Brookhaven's Relativistic Heavy Ion Collider created this liquid by smashing gold atoms together. Collisions produced microscopic fireballs 150,000 times hotter than the center of the Sun and 100 times denser than an atomic nucleus. Deciphering the bursts of particles and radiation streaming from these fireballs is just beginning. However, the four teams studying them with four different types of detectors agree that they probably have produced bits of the early universe. They also agree that this substance appears to conform to the classical theoretical ideal of a perfect liquid - a startling finding.

Meanwhile, another nagging unknown has yielded to sophisticated astronomical research. Einstein's theory of general relativity predicts that material mass, say a galaxy, will act like a lens to distort and magnify the image of a more distant object. The distorting effect has been seen many times. The magnification effect has been elusive. Several research teams have claimed to detect it. Their data aren't persuasive.
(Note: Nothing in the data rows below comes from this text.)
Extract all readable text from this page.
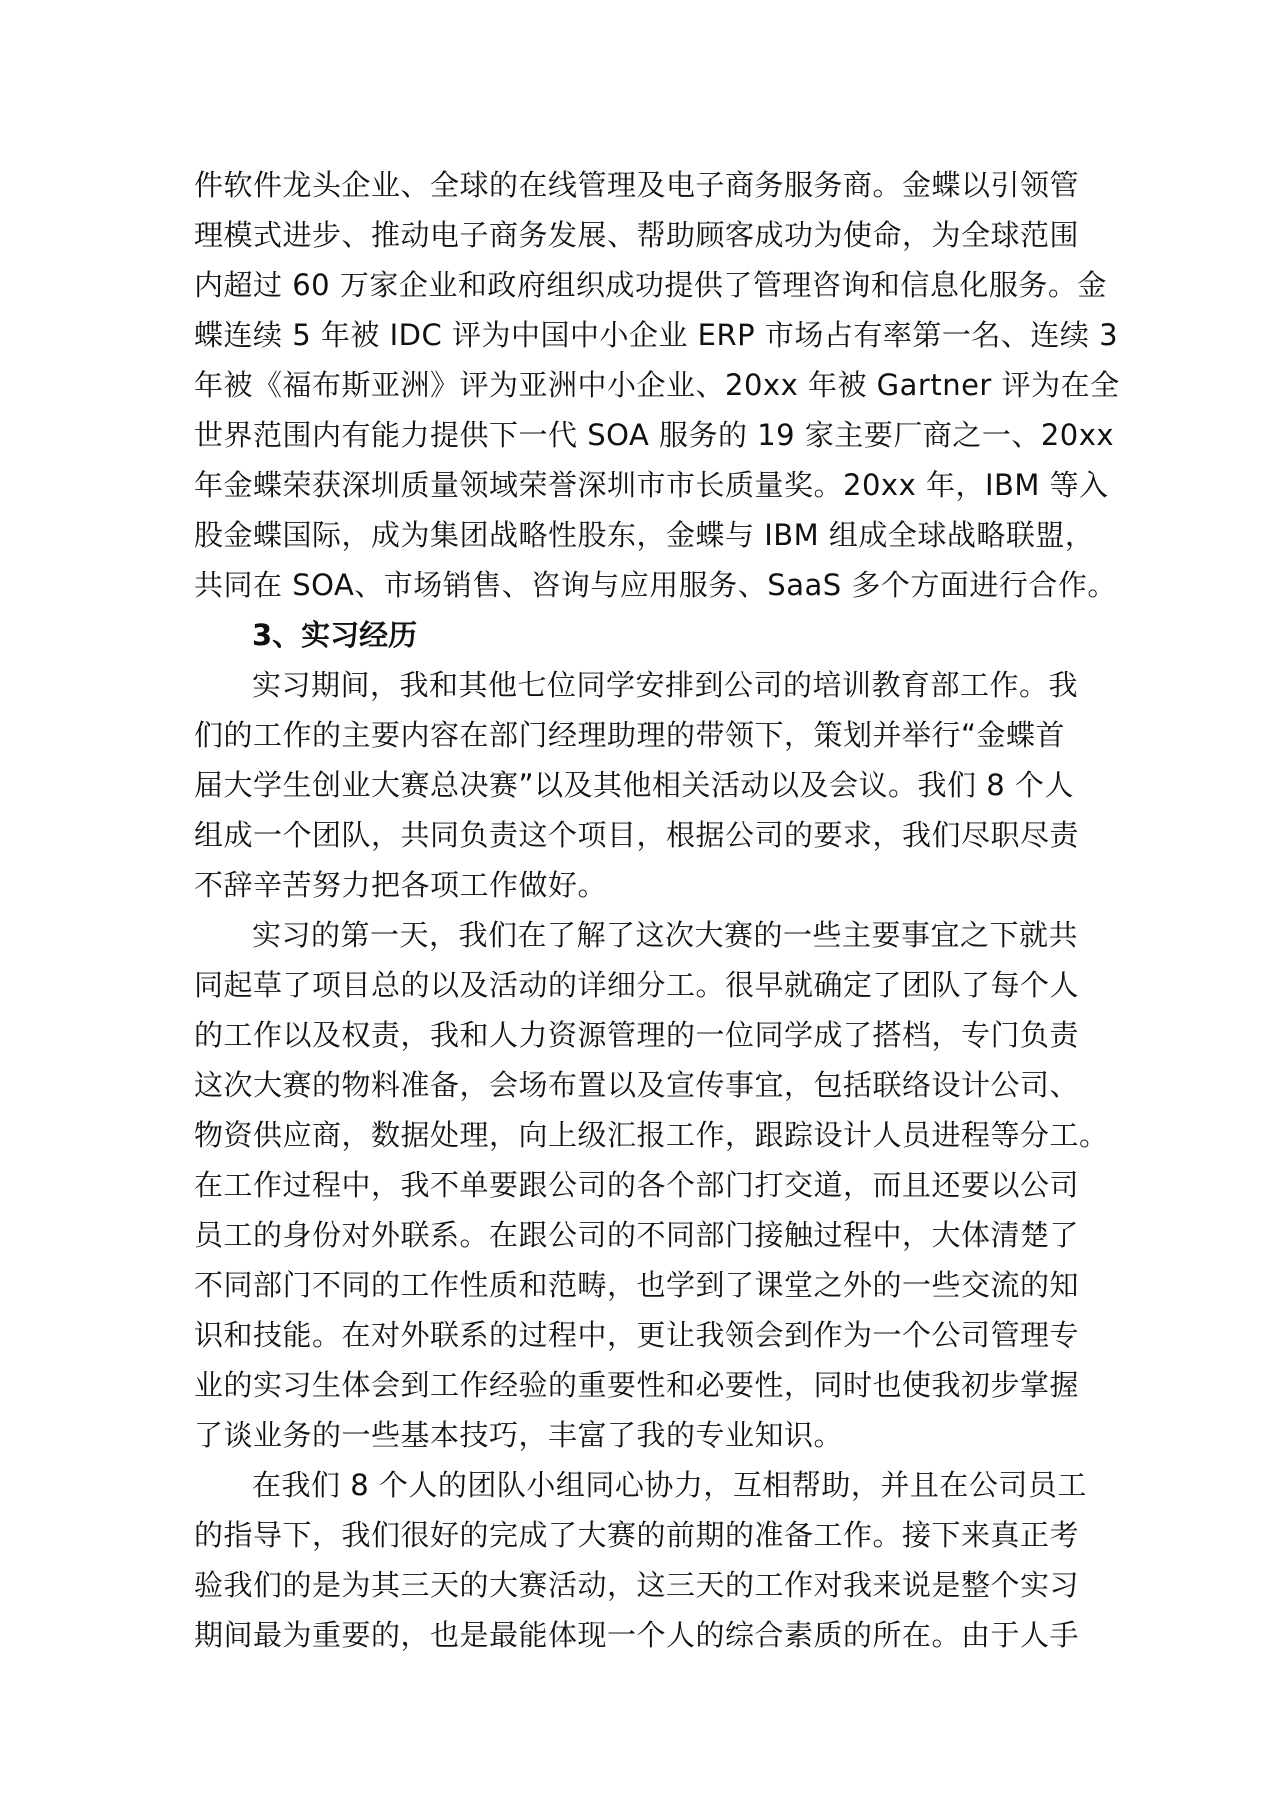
件软件龙头企业、全球的在线管理及电子商务服务商。金蝶以引领管
理模式进步、推动电子商务发展、帮助顾客成功为使命，为全球范围
内超过 60 万家企业和政府组织成功提供了管理咨询和信息化服务。金
蝶连续 5 年被 IDC 评为中国中小企业 ERP 市场占有率第一名、连续 3
年被《福布斯亚洲》评为亚洲中小企业、20xx 年被 Gartner 评为在全
世界范围内有能力提供下一代 SOA 服务的 19 家主要厂商之一、20xx
年金蝶荣获深圳质量领域荣誉深圳市市长质量奖。20xx 年，IBM 等入
股金蝶国际，成为集团战略性股东，金蝶与 IBM 组成全球战略联盟，
共同在 SOA、市场销售、咨询与应用服务、SaaS 多个方面进行合作。
3、实习经历
实习期间，我和其他七位同学安排到公司的培训教育部工作。我
们的工作的主要内容在部门经理助理的带领下，策划并举行“金蝶首
届大学生创业大赛总决赛”以及其他相关活动以及会议。我们 8 个人
组成一个团队，共同负责这个项目，根据公司的要求，我们尽职尽责
不辞辛苦努力把各项工作做好。
实习的第一天，我们在了解了这次大赛的一些主要事宜之下就共
同起草了项目总的以及活动的详细分工。很早就确定了团队了每个人
的工作以及权责，我和人力资源管理的一位同学成了搭档，专门负责
这次大赛的物料准备，会场布置以及宣传事宜，包括联络设计公司、
物资供应商，数据处理，向上级汇报工作，跟踪设计人员进程等分工。
在工作过程中，我不单要跟公司的各个部门打交道，而且还要以公司
员工的身份对外联系。在跟公司的不同部门接触过程中，大体清楚了
不同部门不同的工作性质和范畴，也学到了课堂之外的一些交流的知
识和技能。在对外联系的过程中，更让我领会到作为一个公司管理专
业的实习生体会到工作经验的重要性和必要性，同时也使我初步掌握
了谈业务的一些基本技巧，丰富了我的专业知识。
在我们 8 个人的团队小组同心协力，互相帮助，并且在公司员工
的指导下，我们很好的完成了大赛的前期的准备工作。接下来真正考
验我们的是为其三天的大赛活动，这三天的工作对我来说是整个实习
期间最为重要的，也是最能体现一个人的综合素质的所在。由于人手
Now the Sloan Digital Sky Survey - an international effort to understand the structure of our universe - claims success.

Instead of peering into the heavens, the survey team looked into data on 13 million galaxies and 200,000 of the extremely bright objects called quasars. "We took cutting-edge ideas from the world of computer science and statistics and applied them to our data," explains Gordon Richards at Princeton University. Einstein's predicted magnification effect is confirmed. So too is the consistency of modern cosmological theory based on Einstein's work.

We have only begun to unravel the mysteries of the universe. But research typified by Brookhaven's atom smashing sets a new gold standard for efforts to penetrate what once seemed beyond our ken.